Beliefnet
We got to the Posada, the house where we're staying, safe last night after getting lost twice. There was a huge amount of traffic entering Tijuana, probably for the North American drink fest that takes place every Friday night on the Mexican side of the border on Calle Revolucion. By the time we crossed the border, it was dark, and road signs are not one of Mexico's strong points. We were glad to finally roll (and bump) into the parking lot.

But we are so happy to be here! Today was sunny and warm and we were up by 8:00am, ready to work. We met two of the Esperanza work team: Eduardo, the soccer playing, jokester who is the liaison for the volunteer groups, is very funny and keeps me on my toes. Sergio is responsible for the actual construction of the houses.

The work site is about 10 miles from the Posada, over some incredibly jagged terrain. We came over a crest of a hill and saw a spectacular vision of Tijuana, the border, and San Diego, where I can actually see my parents' apartment building. All this time I'd been looking out my parents window at the twinkling lights in Tijuana thinking this was where the rich folks would live but that is not the case.

We will be working on a house for Lupita and her family. Lupita works in one of the health clinics that Esperanza runs. She lives in a small hut with her husband, and three children. When it rains, the hut is unlivable and vulnerable to mudslides and they have to go to her mother's house. She welcomed us to her new home and told us it was our home as well.

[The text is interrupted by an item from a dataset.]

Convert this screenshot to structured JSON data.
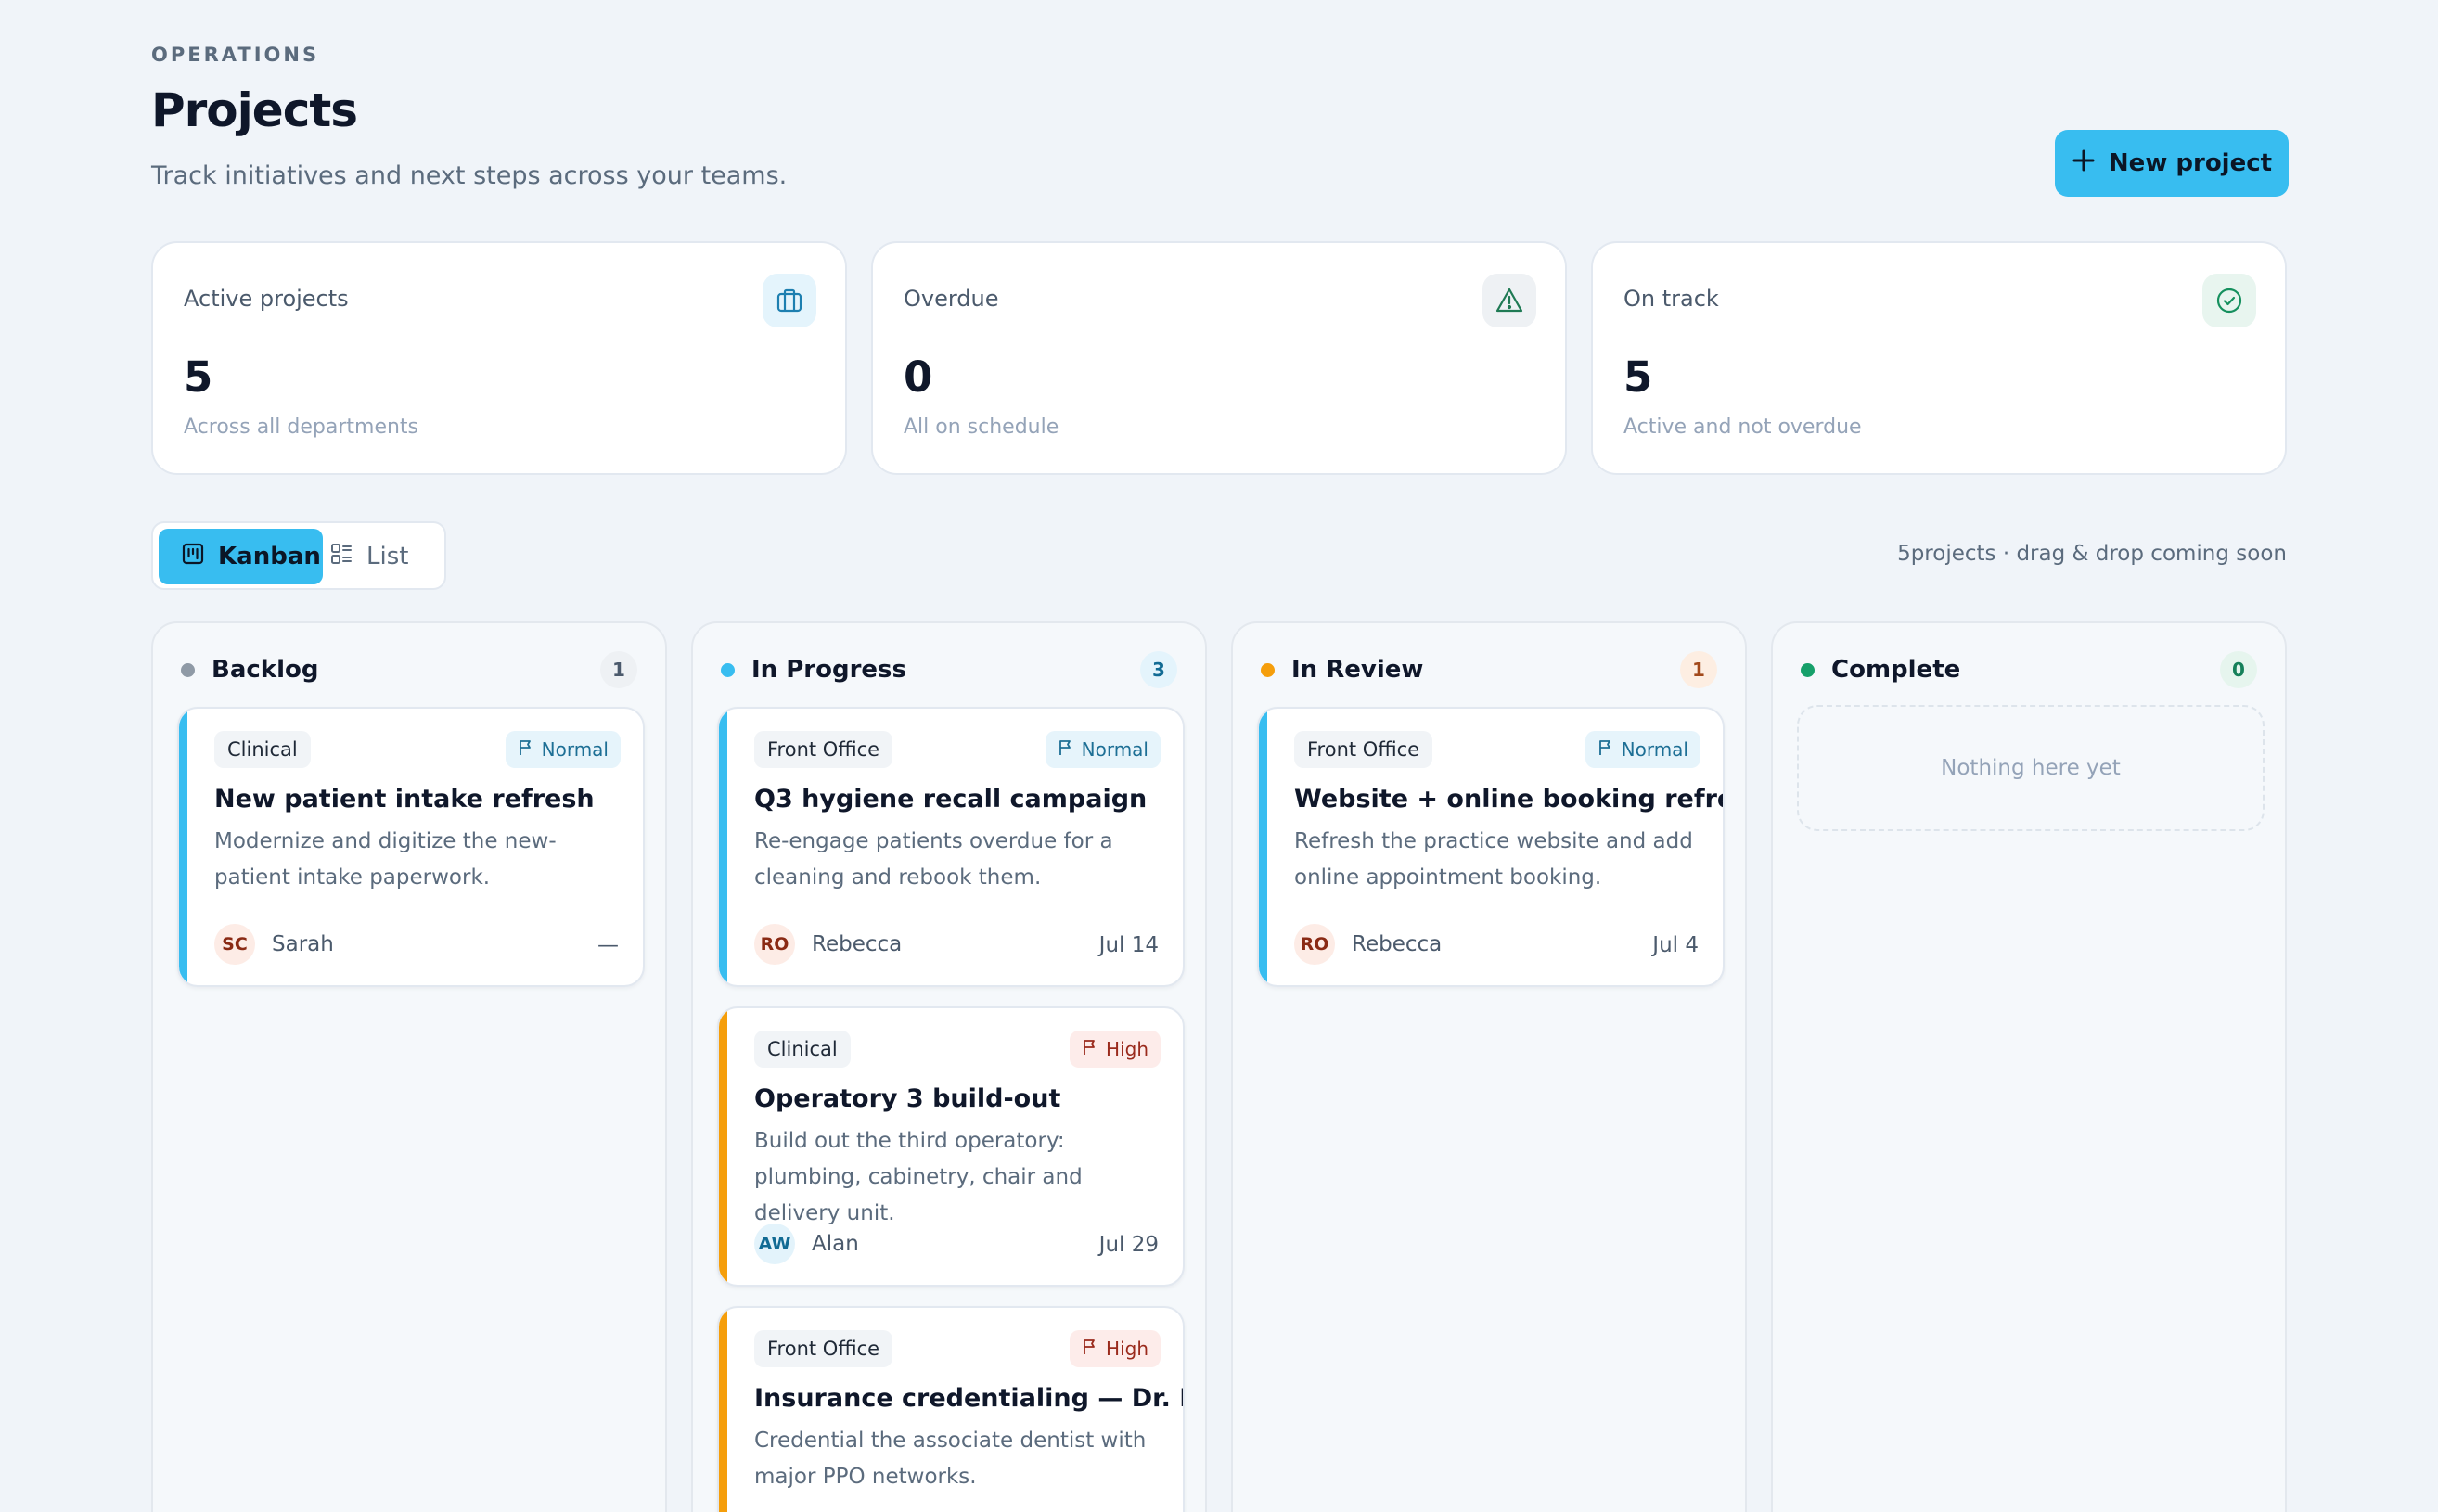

Eduardo and Sergio don't take it easy on the volunteers. Five of us were quickly put to work digging the foundation. The other four were shown how to construct rebar for the future ceiling. The group worked non-stop for three hours, side by side with Lupita's husband, Luis, and son Roberto. Lupita served a delicious and abundant lunch and after a few minutes of lounging it was back to house building.

Some of the best stuff happened after dinner, when we gathered for reflection. There were some stiff muscles, but the student said they enjoy the work, that it didn't feel patronizing toward the family. It was just building a house together.

We went around the group sharing the sacred objects and writing I'd asked the student to bring. Susan read from Isabelle Allende's autobiography about losing her daughter, which sparked strong emotions from the group. People expressed their intense love for some of the living-specifically love for their mothers-coupled with despair from losing loved ones. One woman told about losing her spiritual sister and mentor, how she felt cut adrift after her death, with no one who understood her.

It was impressive to see people be so emotionally available and honest. I was honored to be in the room. My response to love and loss is that hopefully we can learn to be as present as we can to the people we love in this moment. Living life to the fullest. Treating every loved one as though they were leaving on a long voyage the next day and it was uncertain when you would see them again. Living life with an intensity that is also gentle and kind.

I'm looking forward to tomorrow, when we'll be working with a volunteer group from Washington State. But right now I am tired and happy.